さて、皆さんが成年後見人として申立を行った家庭裁判所から選任の通知書が郵送されてきたら、まず行わなくてはならないのが、法務局で「後見登記事項証明書」の取得です。法務局?後見登記事項証明書?という感じですよね。
後見登記事項証明書とは、被後見人等の住所・氏名・生年月日・本籍、後見人等の住所・氏名が記載された後見人であることを証明するための書類です。このほか、保佐や補助の場合には、代理権目録・同意権目録も記載されています。法務局というと、不動産の登記簿を取る所というイメージがあるかと思いますが、法務局の内に後見登録課という部署があり、そこで発行してもらうことができます。
「後見登記事項証明書」で検索すると法務局のサイトが一番上に出てきます。
http://houmukyoku.moj.go.jp/tokyo/static/i_no_01.html
ここから申請書をダウンロードすることができます。

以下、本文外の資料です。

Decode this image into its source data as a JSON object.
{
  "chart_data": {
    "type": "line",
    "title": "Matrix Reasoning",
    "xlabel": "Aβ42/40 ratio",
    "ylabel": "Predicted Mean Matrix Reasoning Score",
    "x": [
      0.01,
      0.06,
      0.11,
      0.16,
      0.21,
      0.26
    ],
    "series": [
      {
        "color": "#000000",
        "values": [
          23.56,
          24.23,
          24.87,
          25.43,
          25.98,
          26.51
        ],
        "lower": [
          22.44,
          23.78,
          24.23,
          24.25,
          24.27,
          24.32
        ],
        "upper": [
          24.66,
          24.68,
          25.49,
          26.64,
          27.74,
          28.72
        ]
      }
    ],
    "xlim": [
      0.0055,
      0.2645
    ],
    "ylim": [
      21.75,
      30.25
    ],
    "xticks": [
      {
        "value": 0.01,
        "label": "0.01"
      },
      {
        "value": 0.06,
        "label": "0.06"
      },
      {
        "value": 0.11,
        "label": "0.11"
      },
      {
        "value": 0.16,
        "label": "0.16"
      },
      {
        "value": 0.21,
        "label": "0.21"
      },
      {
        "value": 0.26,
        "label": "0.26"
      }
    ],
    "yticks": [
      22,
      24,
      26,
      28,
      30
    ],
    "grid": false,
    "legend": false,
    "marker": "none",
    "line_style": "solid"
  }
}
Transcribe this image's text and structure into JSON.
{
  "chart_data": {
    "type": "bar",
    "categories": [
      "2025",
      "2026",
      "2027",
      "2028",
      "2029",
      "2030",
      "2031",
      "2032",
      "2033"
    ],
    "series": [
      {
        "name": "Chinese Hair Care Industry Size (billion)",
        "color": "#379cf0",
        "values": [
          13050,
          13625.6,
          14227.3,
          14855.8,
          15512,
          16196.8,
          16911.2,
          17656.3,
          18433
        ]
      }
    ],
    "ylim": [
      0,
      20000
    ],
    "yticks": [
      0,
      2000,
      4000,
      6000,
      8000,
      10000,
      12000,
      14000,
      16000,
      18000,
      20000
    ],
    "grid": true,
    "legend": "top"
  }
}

法務局に行く前に自宅で記入したほうが楽だと思います。各都道府県に法務局の本局があります。本局のほかに各地に支局・出張所があります。注意して頂きたいのが本局でしか発行してもらえませんので、近くだからといって支局・出張所に行ってしまわないようにしましょう。各都道府県にある本局まで遠いということもあるかと思います。場所にもよりますが、1時間、2時間かけて取得しに行くというところもあるかと思います。
なお、開庁時間は平日8:30~17:15で、待ち時間は10分~15分程度です。ただし、東京法務局の場合、時間帯によっては20,30分かかることもありますので、時間は余裕をもっておきましょう。

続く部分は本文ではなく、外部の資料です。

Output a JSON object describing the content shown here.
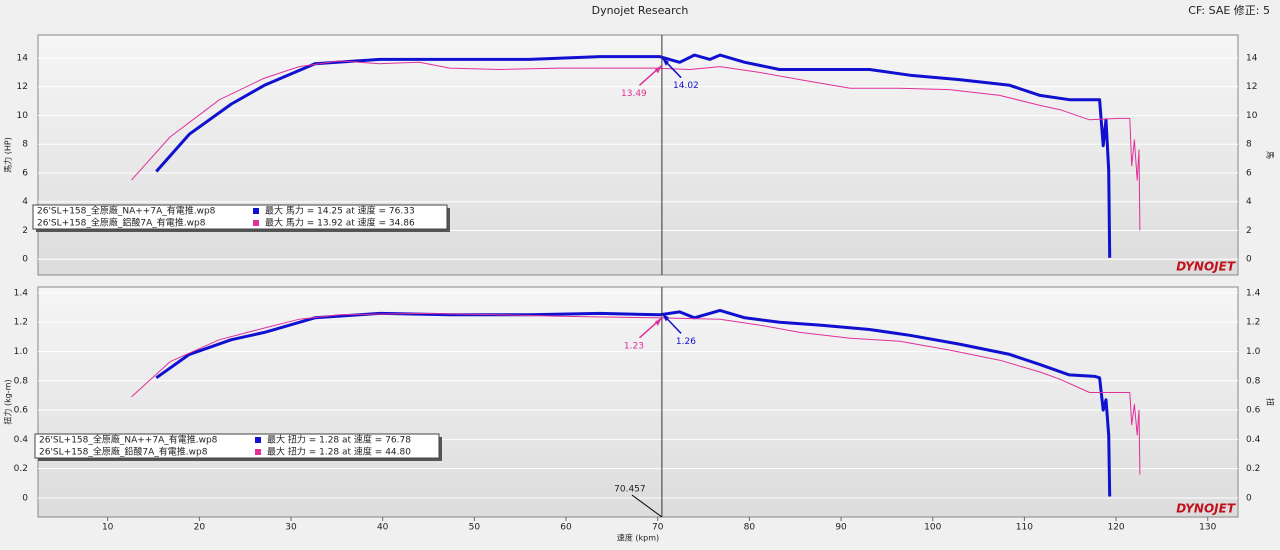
{
  "header": {
    "title": "Dynojet Research",
    "cf": "CF: SAE 修正: 5"
  },
  "chart_data": [
    {
      "type": "line",
      "ylabel": "馬力 (HP)",
      "y2label": "馬",
      "logo": "DYNOJET",
      "legend": "lower left",
      "grid": true,
      "xlim": [
        2.4,
        133.3
      ],
      "ylim": [
        -1.1,
        15.6
      ],
      "yticks": [
        0,
        2,
        4,
        6,
        8,
        10,
        12,
        14
      ],
      "cursor": 70.457,
      "series": [
        {
          "name": "26'SL+158_全原廠_NA++7A_有電推.wp8",
          "max": "最大 馬力 = 14.25 at 速度 = 76.33",
          "color": "#1010d0",
          "width": 3,
          "x": [
            15.3,
            18.9,
            23.5,
            27.1,
            32.6,
            39.7,
            47.3,
            56,
            63.7,
            70.2,
            72.4,
            74,
            75.7,
            76.8,
            79.5,
            83.3,
            87.7,
            93.1,
            97.5,
            102.9,
            108.4,
            111.7,
            114.9,
            117.7,
            118.2,
            118.6,
            118.9,
            119.2,
            119.3
          ],
          "values": [
            6.1,
            8.7,
            10.8,
            12.1,
            13.6,
            13.9,
            13.9,
            13.9,
            14.1,
            14.1,
            13.7,
            14.2,
            13.9,
            14.2,
            13.7,
            13.2,
            13.2,
            13.2,
            12.8,
            12.5,
            12.1,
            11.4,
            11.1,
            11.1,
            11.1,
            7.9,
            9.7,
            6.2,
            0.1
          ]
        },
        {
          "name": "26'SL+158_全原廠_鋁酸7A_有電推.wp8",
          "max": "最大 馬力 = 13.92 at 速度 = 34.86",
          "color": "#e0309a",
          "width": 1,
          "x": [
            12.6,
            16.8,
            22.2,
            27.1,
            30.9,
            35.3,
            39.7,
            44,
            47.3,
            52.8,
            59.3,
            65.9,
            69.7,
            73.5,
            76.8,
            81.1,
            85.5,
            91,
            96.4,
            101.8,
            107.3,
            111.7,
            113.9,
            117.1,
            120.4,
            121.5,
            121.7,
            122,
            122.3,
            122.5,
            122.6
          ],
          "values": [
            5.5,
            8.5,
            11.1,
            12.6,
            13.4,
            13.8,
            13.6,
            13.7,
            13.3,
            13.2,
            13.3,
            13.3,
            13.3,
            13.2,
            13.4,
            13,
            12.5,
            11.9,
            11.9,
            11.8,
            11.4,
            10.7,
            10.4,
            9.7,
            9.8,
            9.8,
            6.5,
            8.3,
            5.5,
            7.6,
            2
          ]
        }
      ],
      "markers": [
        {
          "x": 70.457,
          "y": 13.49,
          "color": "#e0309a"
        },
        {
          "x": 70.457,
          "y": 14.02,
          "color": "#1010d0"
        }
      ]
    },
    {
      "type": "line",
      "ylabel": "扭力 (kg-m)",
      "y2label": "扭",
      "xlabel": "速度 (kpm)",
      "logo": "DYNOJET",
      "legend": "lower left",
      "grid": true,
      "xlim": [
        2.4,
        133.3
      ],
      "ylim": [
        -0.13,
        1.44
      ],
      "xticks": [
        10,
        20,
        30,
        40,
        50,
        60,
        70,
        80,
        90,
        100,
        110,
        120,
        130
      ],
      "yticks": [
        0,
        0.2,
        0.4,
        0.6,
        0.8,
        {
          "value": 1,
          "label": "1.0"
        },
        1.2,
        1.4
      ],
      "cursor": 70.457,
      "series": [
        {
          "name": "26'SL+158_全原廠_NA++7A_有電推.wp8",
          "max": "最大 扭力 = 1.28 at 速度 = 76.78",
          "color": "#1010d0",
          "width": 3,
          "x": [
            15.3,
            18.9,
            23.5,
            27.1,
            32.6,
            39.7,
            47.3,
            56,
            63.7,
            70.2,
            72.4,
            74,
            76.8,
            79.5,
            83.3,
            87.7,
            93.1,
            97.5,
            102.9,
            108.4,
            111.7,
            114.9,
            117.7,
            118.2,
            118.6,
            118.9,
            119.2,
            119.3
          ],
          "values": [
            0.82,
            0.98,
            1.08,
            1.13,
            1.23,
            1.26,
            1.25,
            1.25,
            1.26,
            1.25,
            1.27,
            1.23,
            1.28,
            1.23,
            1.2,
            1.18,
            1.15,
            1.11,
            1.05,
            0.98,
            0.91,
            0.84,
            0.83,
            0.82,
            0.6,
            0.67,
            0.43,
            0.01
          ]
        },
        {
          "name": "26'SL+158_全原廠_鉛酸7A_有電推.wp8",
          "max": "最大 扭力 = 1.28 at 速度 = 44.80",
          "color": "#e0309a",
          "width": 1,
          "x": [
            12.6,
            16.8,
            22.2,
            27.1,
            30.9,
            35.3,
            44,
            52.8,
            59.3,
            69.7,
            76.8,
            81.1,
            85.5,
            91,
            96.4,
            101.8,
            107.3,
            111.7,
            113.9,
            117.1,
            120.4,
            121.5,
            121.7,
            122,
            122.3,
            122.5,
            122.6
          ],
          "values": [
            0.69,
            0.93,
            1.08,
            1.16,
            1.22,
            1.25,
            1.26,
            1.25,
            1.24,
            1.23,
            1.22,
            1.18,
            1.13,
            1.09,
            1.07,
            1.01,
            0.94,
            0.86,
            0.81,
            0.72,
            0.72,
            0.72,
            0.5,
            0.64,
            0.43,
            0.6,
            0.16
          ]
        }
      ],
      "markers": [
        {
          "x": 70.457,
          "y": 1.23,
          "color": "#e0309a"
        },
        {
          "x": 70.457,
          "y": 1.26,
          "color": "#1010d0"
        }
      ]
    }
  ]
}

次に、郵送による後見登記事項証明書の取得について書いていきます。郵送による場合、「東京法務局後見登録課」のみ取り扱っていますので、北海道の方も東京法務局へ郵送して下さい。通常ですと、後見登記事項証明書が返送されるまで、7~10日程度かかります。急ぐ場合には、速達で郵送しましょう。気をつけることは、申請書に550円分の印紙を貼ること、返信用封筒の同封を忘れないこと、また返信用封筒に宛名の記載・切手を貼ることを忘れずに行って下さい。
なお、誰でも後見登記事項証明書を取得できるわけではありません。取得申請する人が後見人等であるかどうか確認する必要があるため、免許証・保険証等の本人確認書類のコピーを同封することも忘れずにしてください。
郵送請求で分からないことがあれば、東京法務局の後見登録課へ電話して聞くとよいでしょう。
(03)5213-1360
なお、後見登記事項証明書には法律上有効期限というものはありませんが、金融機関、證券会社、保険会社ではそれぞれ内部規定により発行から3か月以内とか6か月以内といった有効期限を設定しているところが多いです。金融機関等に提出する場合には、事前に有効期限を確認するとよいでしょう。